Caused by the presence of an extra chromosome, Down syndrome causes intellectual disabilities and delayed physical development. According to the U.S. Centers for Disease Control and Prevention, roughly 6,000 babies are born with some type of the condition each year.
“It just seems to me that the genesis of the bill is just about a fundamental right to be born,” said state Sen. Judy Ward, R-Hollidaysburg, when the legislation, House Bill 321, was considered Monday by the Senate Health and Human Services Committee. “And that’s what I see as just a fundamental right.”
While Republicans wholeheartedly supported the measure, Democrats, such as state Sen. Judy Schwank, D-Reading, opposed the bill as an attempt to restrict women’s rights.
“I don’t think legislators, government period, has a role to play in the relationship between a mother and a doctor and her family or whoever else she wishes to consult with,” Schwank told state Rep.
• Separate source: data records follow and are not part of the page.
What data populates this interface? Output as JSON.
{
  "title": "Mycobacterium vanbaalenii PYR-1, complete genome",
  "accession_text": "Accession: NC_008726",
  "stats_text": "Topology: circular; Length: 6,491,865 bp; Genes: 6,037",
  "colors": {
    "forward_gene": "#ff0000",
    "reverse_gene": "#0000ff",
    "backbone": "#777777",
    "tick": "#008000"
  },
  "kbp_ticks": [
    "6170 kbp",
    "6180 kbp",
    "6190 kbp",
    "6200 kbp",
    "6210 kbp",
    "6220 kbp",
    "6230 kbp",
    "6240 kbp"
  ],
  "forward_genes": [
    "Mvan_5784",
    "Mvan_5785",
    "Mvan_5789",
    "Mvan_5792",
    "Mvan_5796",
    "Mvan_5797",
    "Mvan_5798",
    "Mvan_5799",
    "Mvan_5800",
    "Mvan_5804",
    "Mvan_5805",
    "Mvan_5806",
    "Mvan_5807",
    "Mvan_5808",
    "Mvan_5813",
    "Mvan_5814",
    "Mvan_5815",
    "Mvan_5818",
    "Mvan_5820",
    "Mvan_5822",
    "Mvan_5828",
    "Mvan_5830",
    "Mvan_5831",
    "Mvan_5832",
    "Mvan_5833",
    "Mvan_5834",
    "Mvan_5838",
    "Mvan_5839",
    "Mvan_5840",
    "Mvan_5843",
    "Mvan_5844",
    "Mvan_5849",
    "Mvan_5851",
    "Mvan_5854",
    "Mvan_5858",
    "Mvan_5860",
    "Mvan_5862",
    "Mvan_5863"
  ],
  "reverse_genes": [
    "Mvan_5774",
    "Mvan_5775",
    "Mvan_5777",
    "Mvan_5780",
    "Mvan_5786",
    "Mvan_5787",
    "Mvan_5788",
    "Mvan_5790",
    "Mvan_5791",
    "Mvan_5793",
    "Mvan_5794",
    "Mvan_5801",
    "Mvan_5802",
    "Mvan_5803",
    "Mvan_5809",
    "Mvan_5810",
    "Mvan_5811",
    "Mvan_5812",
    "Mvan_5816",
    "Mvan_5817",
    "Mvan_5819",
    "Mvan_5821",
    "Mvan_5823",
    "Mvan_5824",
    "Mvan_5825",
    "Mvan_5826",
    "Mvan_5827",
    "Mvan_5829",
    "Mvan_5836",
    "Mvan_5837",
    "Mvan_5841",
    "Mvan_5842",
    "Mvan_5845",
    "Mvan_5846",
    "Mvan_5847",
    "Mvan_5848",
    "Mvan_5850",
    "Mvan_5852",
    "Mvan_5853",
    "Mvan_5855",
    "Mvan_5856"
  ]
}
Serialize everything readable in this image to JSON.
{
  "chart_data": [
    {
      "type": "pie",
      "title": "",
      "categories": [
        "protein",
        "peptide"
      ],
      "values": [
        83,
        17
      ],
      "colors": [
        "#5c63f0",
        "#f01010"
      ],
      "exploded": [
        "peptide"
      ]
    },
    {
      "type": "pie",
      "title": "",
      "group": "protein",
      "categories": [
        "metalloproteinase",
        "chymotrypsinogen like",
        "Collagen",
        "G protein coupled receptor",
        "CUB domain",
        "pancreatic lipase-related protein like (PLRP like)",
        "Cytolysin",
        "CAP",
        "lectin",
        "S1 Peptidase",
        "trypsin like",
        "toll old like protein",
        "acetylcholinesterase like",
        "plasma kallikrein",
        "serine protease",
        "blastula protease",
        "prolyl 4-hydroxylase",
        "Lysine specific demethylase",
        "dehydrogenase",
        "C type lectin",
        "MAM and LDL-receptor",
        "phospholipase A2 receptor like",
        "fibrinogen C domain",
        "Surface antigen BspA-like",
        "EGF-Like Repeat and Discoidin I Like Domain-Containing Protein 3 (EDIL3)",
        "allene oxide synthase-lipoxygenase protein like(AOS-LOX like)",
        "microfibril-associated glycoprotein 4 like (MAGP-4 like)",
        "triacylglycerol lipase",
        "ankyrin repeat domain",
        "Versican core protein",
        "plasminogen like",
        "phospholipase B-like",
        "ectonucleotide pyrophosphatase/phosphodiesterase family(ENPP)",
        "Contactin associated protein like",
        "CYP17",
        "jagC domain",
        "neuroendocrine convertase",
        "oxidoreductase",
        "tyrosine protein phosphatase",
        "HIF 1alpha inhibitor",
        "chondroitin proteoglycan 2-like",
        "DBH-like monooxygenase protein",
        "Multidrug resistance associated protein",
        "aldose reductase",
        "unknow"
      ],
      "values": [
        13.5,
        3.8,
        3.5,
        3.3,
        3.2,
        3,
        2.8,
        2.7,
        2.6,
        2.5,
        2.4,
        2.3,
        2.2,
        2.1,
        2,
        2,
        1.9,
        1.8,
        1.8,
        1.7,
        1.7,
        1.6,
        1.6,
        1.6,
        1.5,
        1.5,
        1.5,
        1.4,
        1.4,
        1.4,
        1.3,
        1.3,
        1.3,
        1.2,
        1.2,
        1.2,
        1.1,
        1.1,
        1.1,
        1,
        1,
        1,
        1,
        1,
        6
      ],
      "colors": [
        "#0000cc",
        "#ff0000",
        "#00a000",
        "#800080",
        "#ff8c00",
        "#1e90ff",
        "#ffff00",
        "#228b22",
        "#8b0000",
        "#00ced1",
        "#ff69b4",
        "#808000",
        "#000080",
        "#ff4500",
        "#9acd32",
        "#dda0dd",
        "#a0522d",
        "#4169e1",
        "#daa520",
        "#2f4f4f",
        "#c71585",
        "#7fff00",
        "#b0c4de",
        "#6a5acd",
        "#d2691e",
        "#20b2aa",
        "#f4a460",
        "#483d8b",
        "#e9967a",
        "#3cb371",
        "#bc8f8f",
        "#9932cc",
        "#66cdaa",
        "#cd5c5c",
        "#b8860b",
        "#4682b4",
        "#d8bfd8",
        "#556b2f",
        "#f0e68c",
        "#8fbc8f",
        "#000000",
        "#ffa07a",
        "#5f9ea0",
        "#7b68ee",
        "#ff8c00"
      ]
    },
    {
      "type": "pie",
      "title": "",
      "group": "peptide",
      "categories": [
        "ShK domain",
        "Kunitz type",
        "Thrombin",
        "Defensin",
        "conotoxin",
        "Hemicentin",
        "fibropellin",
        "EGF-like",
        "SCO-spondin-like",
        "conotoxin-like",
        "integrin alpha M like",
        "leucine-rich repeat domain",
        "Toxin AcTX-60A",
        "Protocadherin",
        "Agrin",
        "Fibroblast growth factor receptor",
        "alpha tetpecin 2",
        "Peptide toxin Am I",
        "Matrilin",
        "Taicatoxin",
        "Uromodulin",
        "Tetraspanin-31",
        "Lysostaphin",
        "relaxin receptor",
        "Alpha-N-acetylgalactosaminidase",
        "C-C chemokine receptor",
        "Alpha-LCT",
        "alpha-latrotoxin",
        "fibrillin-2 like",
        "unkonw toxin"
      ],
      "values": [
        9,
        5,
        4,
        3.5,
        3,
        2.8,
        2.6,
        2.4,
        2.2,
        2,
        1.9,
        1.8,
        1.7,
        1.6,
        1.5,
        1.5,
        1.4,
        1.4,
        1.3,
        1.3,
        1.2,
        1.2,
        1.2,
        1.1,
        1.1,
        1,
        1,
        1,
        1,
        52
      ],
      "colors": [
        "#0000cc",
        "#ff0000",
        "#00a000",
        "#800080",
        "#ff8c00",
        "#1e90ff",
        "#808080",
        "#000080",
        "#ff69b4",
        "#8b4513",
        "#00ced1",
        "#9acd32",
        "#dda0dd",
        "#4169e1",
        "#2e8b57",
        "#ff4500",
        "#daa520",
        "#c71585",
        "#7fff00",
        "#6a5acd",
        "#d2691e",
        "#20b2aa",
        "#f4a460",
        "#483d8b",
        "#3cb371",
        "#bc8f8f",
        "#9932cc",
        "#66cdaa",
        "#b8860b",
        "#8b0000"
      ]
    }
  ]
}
Kate Klunk, R-Hanover, the bill’s sponsor, during Monday’s hearing. “I just find this really troubling.”
Klunk added that her bill does grant exceptions for pregnancies created through acts of rape or incest and for instances when the pregnancy puts a mother’s health at risk.
The bill faces opposition from reproductive rights groups, such as Planned Parenthood. Another group, the Women’s Law Project, said in a tweet that the bill targets families dealing with complicated pregnancies and deprives people of their constitutional rights.
“The bill’s supporters pretend it is designed to protect people with disabilities, but in reality it merely seeks to force doctors to police patients’ reasons for exercising their constitutional right to abortion if such a decision is considered in the wake of a prenatal diagnosis,” the Women’s Law Project said Monday in a statement on its website. “It is simply more political interference into the exam room.”
Anti-abortion advocates hailed the bill, saying women are often urged to terminate such pregnancies.
“[The legislation] sends a compassionate message to Pennsylvania communities that no human being should be targeted for death by abortion because of a disability,” Michael Geer, president of the Pennsylvania Family Institute, said in a statement.
Wolf spokesman J.J. Abbott reiterated the governor's veto promise shortly after the vote Wednesday evening, noting that Wolf "has said repeatedly, he will veto any bill, including House Bill 321, that seeks to limit health care choices for women and politicize difficult moments for vulnerable families."